Step2: Calculate variance of male dogs

\(s_{male}^2=\frac{\sum_{i = 1}^{9}(x_{i}-\bar{x}_{male})^2}{9 - 1}\)
\((6 - 41.56)^2+(12 - 41.56)^2+(15 - 41.56)^2+(25 - 41.56)^2+(46 - 41.56)^2+(75 - 41.56)^2+(10 - 41.56)^2+(82 - 41.56)^2+(103 - 41.56)^2\)
\(=(- 35.56)^2+(-29.56)^2+(-26.56)^2+(-16.56)^2+(4.44)^2+(33.44)^2+(-31.56)^2+(40.44)^2+(61.44)^2\)
\(=1264.51+873.89+705.43+274.23+19.71+1118.23+995.03+1635.39+3774.87\)
\(=\frac{10661.3}{8}\approx1332.66\)
\(s_{male}=\sqrt{1332.66}\approx36.5\)

Step3: Calculate mean of female dogs

Let \(x_{female}=\{4, 11, 14, 20, 44, 65, 8, 76, 96\}\), \(\bar{x}_{female}=\frac{4+11+14+20+44+65+8+76+96}{9}=\frac{338}{9}\approx37.56\)

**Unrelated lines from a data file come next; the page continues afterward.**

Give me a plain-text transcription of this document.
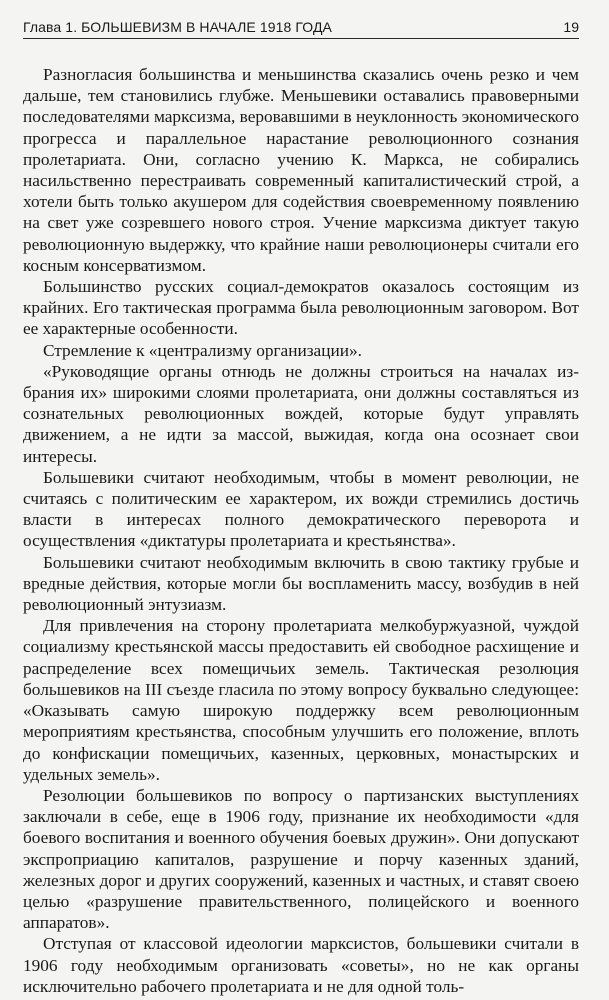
Глава 1. БОЛЬШЕВИЗМ В НАЧАЛЕ 1918 ГОДА	19

Разногласия большинства и меньшинства сказались очень резко и чем дальше, тем становились глубже. Меньшевики оставались правоверными последователями марксизма, веровавшими в неуклонность экономического прогресса и параллельное нарастание революционного сознания пролетариата. Они, согласно учению К. Маркса, не собирались насильственно перестраивать современный капиталистический строй, а хотели быть только акушером для содействия своевременному появлению на свет уже созревшего нового строя. Учение марксизма диктует такую революционную выдержку, что крайние наши революционеры считали его косным консерватизмом.

Большинство русских социал-демократов оказалось состоящим из крайних. Его тактическая программа была революционным заговором. Вот ее характерные особенности.

Стремление к «централизму организации».

«Руководящие органы отнюдь не должны строиться на началах избрания их» широкими слоями пролетариата, они должны составляться из сознательных революционных вождей, которые будут управлять движением, а не идти за массой, выжидая, когда она осознает свои интересы.

Большевики считают необходимым, чтобы в момент революции, не считаясь с политическим ее характером, их вожди стремились достичь власти в интересах полного демократического переворота и осуществления «диктатуры пролетариата и крестьянства».

Большевики считают необходимым включить в свою тактику грубые и вредные действия, которые могли бы воспламенить массу, возбудив в ней революционный энтузиазм.

Для привлечения на сторону пролетариата мелкобуржуазной, чуждой социализму крестьянской массы предоставить ей свободное расхищение и распределение всех помещичьих земель. Тактическая резолюция большевиков на III съезде гласила по этому вопросу буквально следующее: «Оказывать самую широкую поддержку всем революционным мероприятиям крестьянства, способным улучшить его положение, вплоть до конфискации помещичьих, казенных, церковных, монастырских и удельных земель».

Резолюции большевиков по вопросу о партизанских выступлениях заключали в себе, еще в 1906 году, признание их необходимости «для боевого воспитания и военного обучения боевых дружин». Они допускают экспроприацию капиталов, разрушение и порчу казенных зданий, железных дорог и других сооружений, казенных и частных, и ставят своею целью «разрушение правительственного, полицейского и военного аппаратов».

Отступая от классовой идеологии марксистов, большевики считали в 1906 году необходимым организовать «советы», но не как органы исключительно рабочего пролетариата и не для одной толь-
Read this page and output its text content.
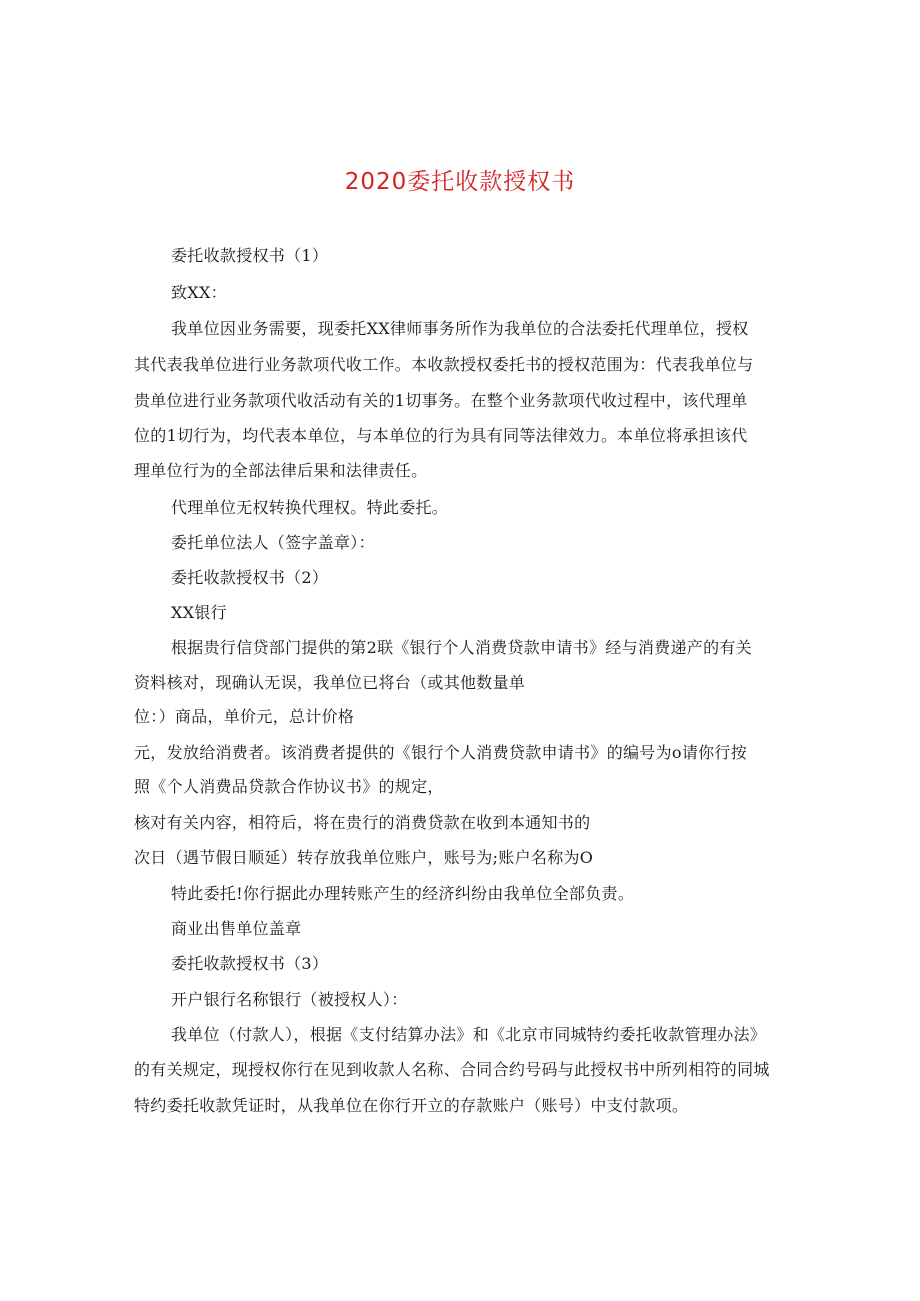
2020委托收款授权书
委托收款授权书（1）
致XX：
我单位因业务需要，现委托XX律师事务所作为我单位的合法委托代理单位，授权
其代表我单位进行业务款项代收工作。本收款授权委托书的授权范围为：代表我单位与
贵单位进行业务款项代收活动有关的1切事务。在整个业务款项代收过程中，该代理单
位的1切行为，均代表本单位，与本单位的行为具有同等法律效力。本单位将承担该代
理单位行为的全部法律后果和法律责任。
代理单位无权转换代理权。特此委托。
委托单位法人（签字盖章）：
委托收款授权书（2）
XX银行
根据贵行信贷部门提供的第2联《银行个人消费贷款申请书》经与消费递产的有关
资料核对，现确认无误，我单位已将台（或其他数量单
位：）商品，单价元，总计价格
元，发放给消费者。该消费者提供的《银行个人消费贷款申请书》的编号为o请你行按
照《个人消费品贷款合作协议书》的规定，
核对有关内容，相符后，将在贵行的消费贷款在收到本通知书的
次日（遇节假日顺延）转存放我单位账户，账号为;账户名称为O
特此委托!你行据此办理转账产生的经济纠纷由我单位全部负责。
商业出售单位盖章
委托收款授权书（3）
开户银行名称银行（被授权人）：
我单位（付款人），根据《支付结算办法》和《北京市同城特约委托收款管理办法》
的有关规定，现授权你行在见到收款人名称、合同合约号码与此授权书中所列相符的同城
特约委托收款凭证时，从我单位在你行开立的存款账户（账号）中支付款项。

Step4: Calculate variance of female dogs

\(s_{female}^2=\frac{\sum_{i = 1}^{9}(x_{i}-\bar{x}_{female})^2}{9 - 1}\)
\((4 - 37.56)^2+(11 - 37.56)^2+(14 - 37.56)^2+(20 - 37.56)^2+(44 - 37.56)^2+(65 - 37.56)^2+(8 - 37.56)^2+(76 - 37.56)^2+(96 - 37.56)^2\)
\(=(-33.56)^2+(-26.56)^2+(-23.56)^2+(-17.56)^2+(6.44)^2+(27.44)^2+(-29.56)^2+(38.44)^2+(58.44)^2\)
\(=1126.27+705.43+555.07+308.35+41.47+752.95+873.89+1477.63+3415.23\)
\(=\frac{9256.2}{8}\approx1157.03\)
\(s_{female}=\sqrt{1157.03}\approx34.0\)

Step5: Compare standard - deviations

\(s_{male}-s_{female}=36.5 - 34.0 = 2.5\)

Answer:

The standard deviation of male dogs is greater than the standard deviation of female dogs by approximately 2.5.